Садилось солнце, видневшаяся с балкона часть Волги была расцвечена всеми оттенками закатных красок. И этот закат, может быть, сто раз виденный равнодушными глазами, сейчас вдруг предстал совсем иным — почти таким же, как тот, которым они любовались с Верой в первый вечер своего знакомства.
Тогда они сидели на набережной, проходившие мимо, словно патрулирующие, пары не мешали и не раздражали.

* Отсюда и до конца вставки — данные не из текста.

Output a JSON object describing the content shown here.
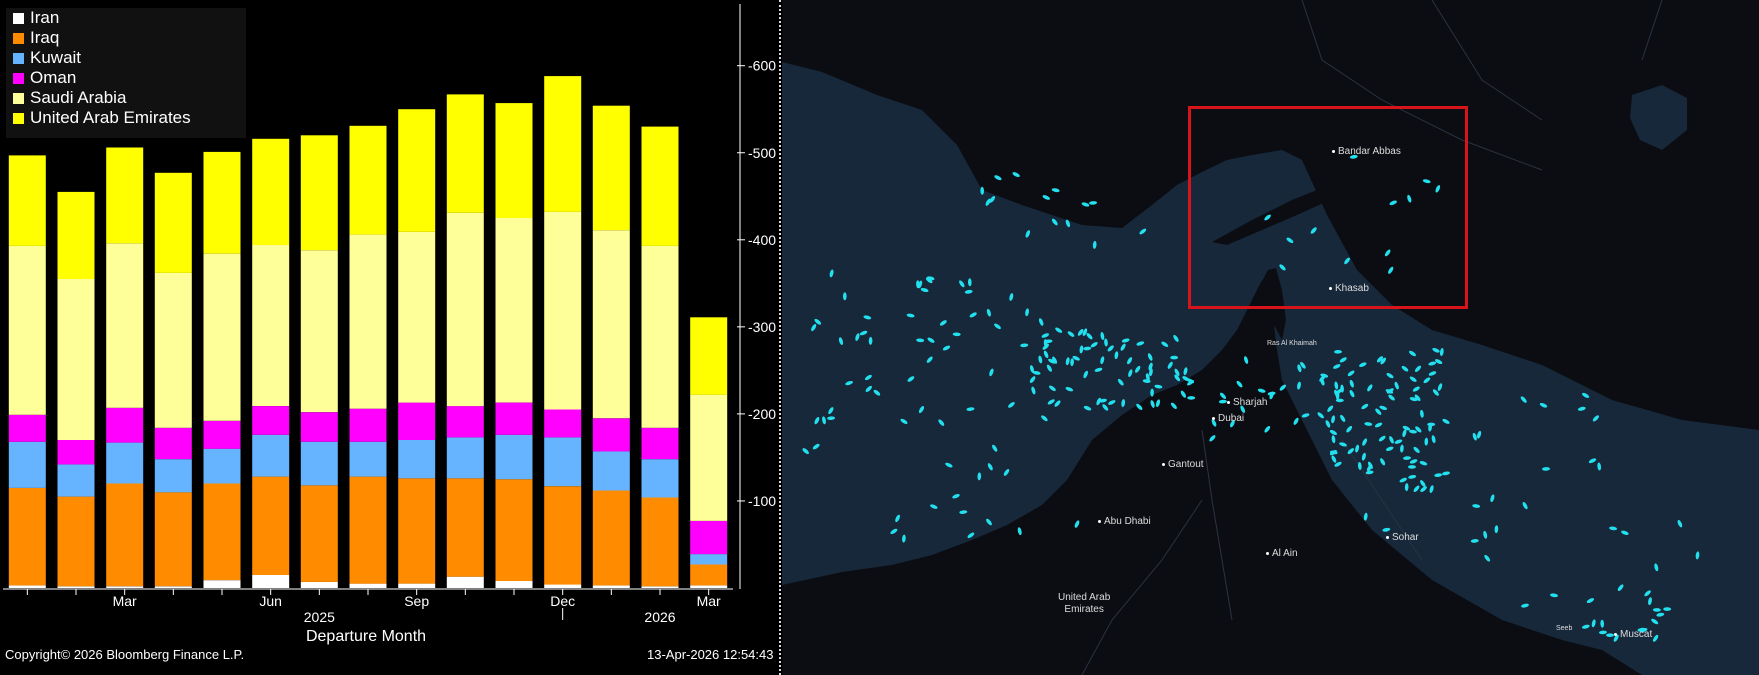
{
  "chart_data": {
    "type": "bar",
    "stacked": true,
    "categories": [
      "Jan 2025",
      "Feb 2025",
      "Mar 2025",
      "Apr 2025",
      "May 2025",
      "Jun 2025",
      "Jul 2025",
      "Aug 2025",
      "Sep 2025",
      "Oct 2025",
      "Nov 2025",
      "Dec 2025",
      "Jan 2026",
      "Feb 2026",
      "Mar 2026"
    ],
    "series": [
      {
        "name": "Iran",
        "color": "#ffffff",
        "values": [
          3,
          2,
          2,
          2,
          9,
          15,
          7,
          5,
          5,
          13,
          8,
          4,
          3,
          2,
          3
        ]
      },
      {
        "name": "Iraq",
        "color": "#ff8c00",
        "values": [
          112,
          103,
          118,
          108,
          111,
          113,
          111,
          123,
          121,
          113,
          117,
          113,
          109,
          102,
          24
        ]
      },
      {
        "name": "Kuwait",
        "color": "#66b3ff",
        "values": [
          53,
          37,
          47,
          38,
          40,
          48,
          50,
          40,
          44,
          47,
          51,
          56,
          45,
          44,
          12
        ]
      },
      {
        "name": "Oman",
        "color": "#ff00ff",
        "values": [
          31,
          28,
          40,
          36,
          32,
          33,
          34,
          38,
          43,
          36,
          37,
          32,
          38,
          36,
          38
        ]
      },
      {
        "name": "Saudi Arabia",
        "color": "#ffff99",
        "values": [
          194,
          185,
          189,
          178,
          192,
          185,
          186,
          200,
          196,
          222,
          212,
          227,
          216,
          209,
          145
        ]
      },
      {
        "name": "United Arab Emirates",
        "color": "#ffff00",
        "values": [
          104,
          100,
          110,
          115,
          117,
          122,
          132,
          125,
          141,
          136,
          132,
          156,
          143,
          137,
          89
        ]
      }
    ],
    "x_tick_labels": [
      {
        "text": "Mar",
        "index": 2
      },
      {
        "text": "Jun",
        "index": 5
      },
      {
        "text": "Sep",
        "index": 8
      },
      {
        "text": "Dec",
        "index": 11
      },
      {
        "text": "Mar",
        "index": 14
      }
    ],
    "year_labels": [
      {
        "text": "2025",
        "index": 6
      },
      {
        "text": "2026",
        "index": 13
      }
    ],
    "xlabel": "Departure Month",
    "ylabel": "",
    "ylim": [
      0,
      650
    ],
    "yticks": [
      100,
      200,
      300,
      400,
      500,
      600
    ],
    "legend": "top-left",
    "grid": false
  },
  "footer": {
    "copyright": "Copyright© 2026 Bloomberg Finance L.P.",
    "timestamp": "13-Apr-2026 12:54:43"
  },
  "map": {
    "land_color": "#0b0d12",
    "water_color": "#17283b",
    "vessel_color": "#22e0ee",
    "highlight_color": "#d8141b",
    "labels": {
      "bandar_abbas": "Bandar Abbas",
      "khasab": "Khasab",
      "ras_al_khaimah": "Ras Al Khaimah",
      "sharjah": "Sharjah",
      "dubai": "Dubai",
      "gantout": "Gantout",
      "abu_dhabi": "Abu Dhabi",
      "al_ain": "Al Ain",
      "sohar": "Sohar",
      "muscat": "Muscat",
      "seeb": "Seeb",
      "uae_line1": "United Arab",
      "uae_line2": "Emirates"
    }
  }
}
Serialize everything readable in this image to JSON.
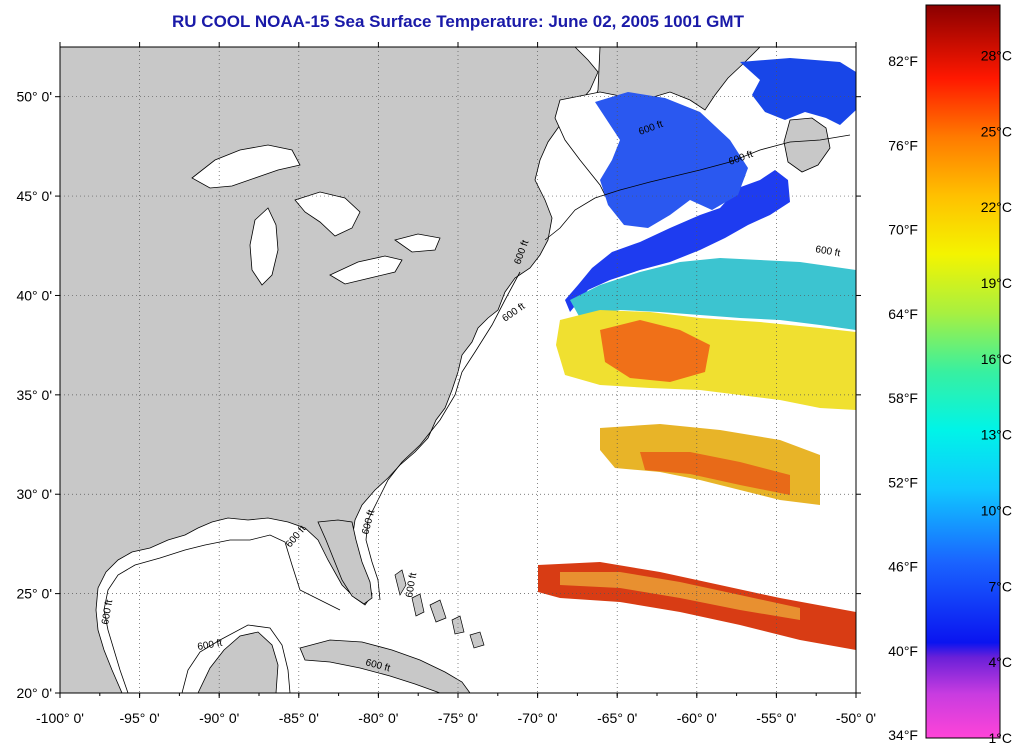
{
  "title": "RU COOL  NOAA-15  Sea Surface Temperature:  June 02, 2005 1001 GMT",
  "map": {
    "lon_range": [
      -100,
      -50
    ],
    "lat_range": [
      20,
      52.5
    ],
    "lat_ticks": [
      {
        "value": 50,
        "label": "50° 0'"
      },
      {
        "value": 45,
        "label": "45° 0'"
      },
      {
        "value": 40,
        "label": "40° 0'"
      },
      {
        "value": 35,
        "label": "35° 0'"
      },
      {
        "value": 30,
        "label": "30° 0'"
      },
      {
        "value": 25,
        "label": "25° 0'"
      },
      {
        "value": 20,
        "label": "20° 0'"
      }
    ],
    "lon_ticks": [
      {
        "value": -100,
        "label": "-100° 0'"
      },
      {
        "value": -95,
        "label": "-95° 0'"
      },
      {
        "value": -90,
        "label": "-90° 0'"
      },
      {
        "value": -85,
        "label": "-85° 0'"
      },
      {
        "value": -80,
        "label": "-80° 0'"
      },
      {
        "value": -75,
        "label": "-75° 0'"
      },
      {
        "value": -70,
        "label": "-70° 0'"
      },
      {
        "value": -65,
        "label": "-65° 0'"
      },
      {
        "value": -60,
        "label": "-60° 0'"
      },
      {
        "value": -55,
        "label": "-55° 0'"
      },
      {
        "value": -50,
        "label": "-50° 0'"
      }
    ],
    "contour_labels": [
      "600 ft",
      "600 ft",
      "600 ft",
      "600 ft",
      "600 ft",
      "600 ft",
      "600 ft",
      "600 ft",
      "600 ft",
      "600 ft",
      "600 ft"
    ],
    "land_color": "#c8c8c8",
    "grid": true
  },
  "colorbar": {
    "range_c": [
      1,
      30
    ],
    "fahrenheit_labels": [
      "82°F",
      "76°F",
      "70°F",
      "64°F",
      "58°F",
      "52°F",
      "46°F",
      "40°F",
      "34°F"
    ],
    "celsius_labels": [
      "28°C",
      "25°C",
      "22°C",
      "19°C",
      "16°C",
      "13°C",
      "10°C",
      "7°C",
      "4°C",
      "1°C"
    ],
    "celsius_values": [
      28,
      25,
      22,
      19,
      16,
      13,
      10,
      7,
      4,
      1
    ],
    "fahrenheit_values": [
      82,
      76,
      70,
      64,
      58,
      52,
      46,
      40,
      34
    ]
  }
}
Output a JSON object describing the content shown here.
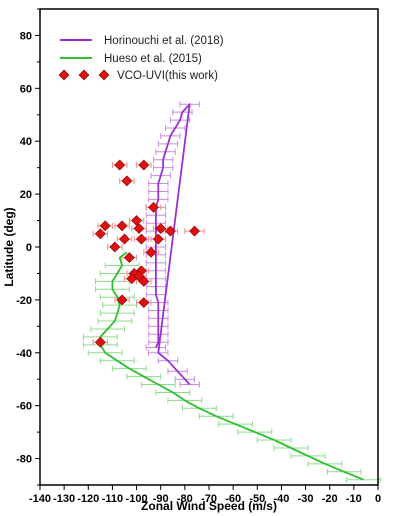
{
  "chart_data": {
    "type": "scatter",
    "xlabel": "Zonal Wind Speed (m/s)",
    "ylabel": "Latitude (deg)",
    "xlim": [
      -140,
      0
    ],
    "ylim": [
      -90,
      90
    ],
    "xticks": [
      -140,
      -130,
      -120,
      -110,
      -100,
      -90,
      -80,
      -70,
      -60,
      -50,
      -40,
      -30,
      -20,
      -10,
      0
    ],
    "yticks": [
      -80,
      -60,
      -40,
      -20,
      0,
      20,
      40,
      60,
      80
    ],
    "legend_position": "top-left",
    "grid": false,
    "series": [
      {
        "name": "Horinouchi et al. (2018)",
        "kind": "line",
        "color": "#9b30d0",
        "errcolor": "#c98ce8",
        "points": [
          [
            -92,
            -38,
            4
          ],
          [
            -91,
            -36,
            4
          ],
          [
            -91,
            -33,
            4
          ],
          [
            -91,
            -30,
            4
          ],
          [
            -91,
            -27,
            4
          ],
          [
            -91,
            -24,
            4
          ],
          [
            -91,
            -21,
            4
          ],
          [
            -92,
            -18,
            4
          ],
          [
            -92,
            -15,
            4
          ],
          [
            -92,
            -12,
            4
          ],
          [
            -92,
            -9,
            4
          ],
          [
            -92,
            -6,
            4
          ],
          [
            -92,
            -3,
            4
          ],
          [
            -92,
            0,
            4
          ],
          [
            -92,
            3,
            4
          ],
          [
            -92,
            6,
            4
          ],
          [
            -92,
            9,
            4
          ],
          [
            -92,
            12,
            4
          ],
          [
            -92,
            15,
            4
          ],
          [
            -91,
            18,
            4
          ],
          [
            -91,
            21,
            4
          ],
          [
            -91,
            24,
            4
          ],
          [
            -90,
            27,
            4
          ],
          [
            -89,
            30,
            4
          ],
          [
            -89,
            33,
            4
          ],
          [
            -88,
            36,
            4
          ],
          [
            -87,
            39,
            4
          ],
          [
            -86,
            42,
            4
          ],
          [
            -84,
            45,
            4
          ],
          [
            -82,
            48,
            4
          ],
          [
            -81,
            51,
            4
          ],
          [
            -78,
            54,
            4
          ]
        ],
        "tail": [
          [
            -91,
            -40
          ],
          [
            -87,
            -43
          ],
          [
            -83,
            -47
          ],
          [
            -80,
            -50
          ],
          [
            -78,
            -52
          ]
        ]
      },
      {
        "name": "Hueso et al. (2015)",
        "kind": "line",
        "color": "#2fbf2f",
        "errcolor": "#8fdc8f",
        "points": [
          [
            -106,
            -7,
            7
          ],
          [
            -108,
            -10,
            7
          ],
          [
            -110,
            -13,
            7
          ],
          [
            -110,
            -16,
            7
          ],
          [
            -108,
            -19,
            7
          ],
          [
            -107,
            -22,
            7
          ],
          [
            -108,
            -25,
            7
          ],
          [
            -109,
            -28,
            7
          ],
          [
            -112,
            -31,
            7
          ],
          [
            -115,
            -34,
            7
          ],
          [
            -115,
            -37,
            7
          ],
          [
            -113,
            -40,
            7
          ],
          [
            -108,
            -43,
            7
          ],
          [
            -103,
            -46,
            7
          ],
          [
            -97,
            -49,
            7
          ],
          [
            -91,
            -52,
            7
          ],
          [
            -85,
            -55,
            7
          ],
          [
            -80,
            -58,
            7
          ],
          [
            -74,
            -61,
            7
          ],
          [
            -67,
            -64,
            7
          ],
          [
            -59,
            -67,
            7
          ],
          [
            -51,
            -70,
            7
          ],
          [
            -43,
            -73,
            7
          ],
          [
            -36,
            -76,
            7
          ],
          [
            -29,
            -79,
            7
          ],
          [
            -22,
            -82,
            7
          ],
          [
            -14,
            -85,
            7
          ],
          [
            -6,
            -88,
            7
          ]
        ],
        "upper": [
          [
            -107,
            -4
          ],
          [
            -104,
            -2
          ]
        ]
      },
      {
        "name": "VCO-UVI(this work)",
        "kind": "scatter",
        "color": "#e01010",
        "errcolor": "#f09090",
        "points": [
          [
            -107,
            31,
            3
          ],
          [
            -97,
            31,
            3
          ],
          [
            -104,
            25,
            3
          ],
          [
            -93,
            15,
            3
          ],
          [
            -100,
            10,
            3
          ],
          [
            -113,
            8,
            3
          ],
          [
            -106,
            8,
            3
          ],
          [
            -99,
            7,
            3
          ],
          [
            -90,
            7,
            3
          ],
          [
            -86,
            6,
            3
          ],
          [
            -76,
            6,
            4
          ],
          [
            -115,
            5,
            3
          ],
          [
            -105,
            3,
            3
          ],
          [
            -98,
            3,
            3
          ],
          [
            -91,
            3,
            3
          ],
          [
            -109,
            0,
            3
          ],
          [
            -94,
            -2,
            3
          ],
          [
            -103,
            -4,
            3
          ],
          [
            -98,
            -9,
            3
          ],
          [
            -101,
            -10,
            3
          ],
          [
            -99,
            -11,
            3
          ],
          [
            -102,
            -12,
            3
          ],
          [
            -97,
            -13,
            3
          ],
          [
            -106,
            -20,
            3
          ],
          [
            -97,
            -21,
            3
          ],
          [
            -115,
            -36,
            3
          ]
        ]
      }
    ]
  }
}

В небе и на воде постепенно тускнели цвета, немыслимый розовый оттенок начал постепенно бледнеть, наливаться синевой, прорвался и потух яркий зеленоватый свет, потом все как-то быстро заволоклось пеленой, на фарватере вспыхнули первые бледные огоньки, закачались в воде серебристые нити.
Он снова вспомнил испытанное впервые в жизни жаркое ощущение стыда, когда при попытке обнять ее, Вера спокойно и строго отвела его руку и в темных глазах ее засветилось удивление.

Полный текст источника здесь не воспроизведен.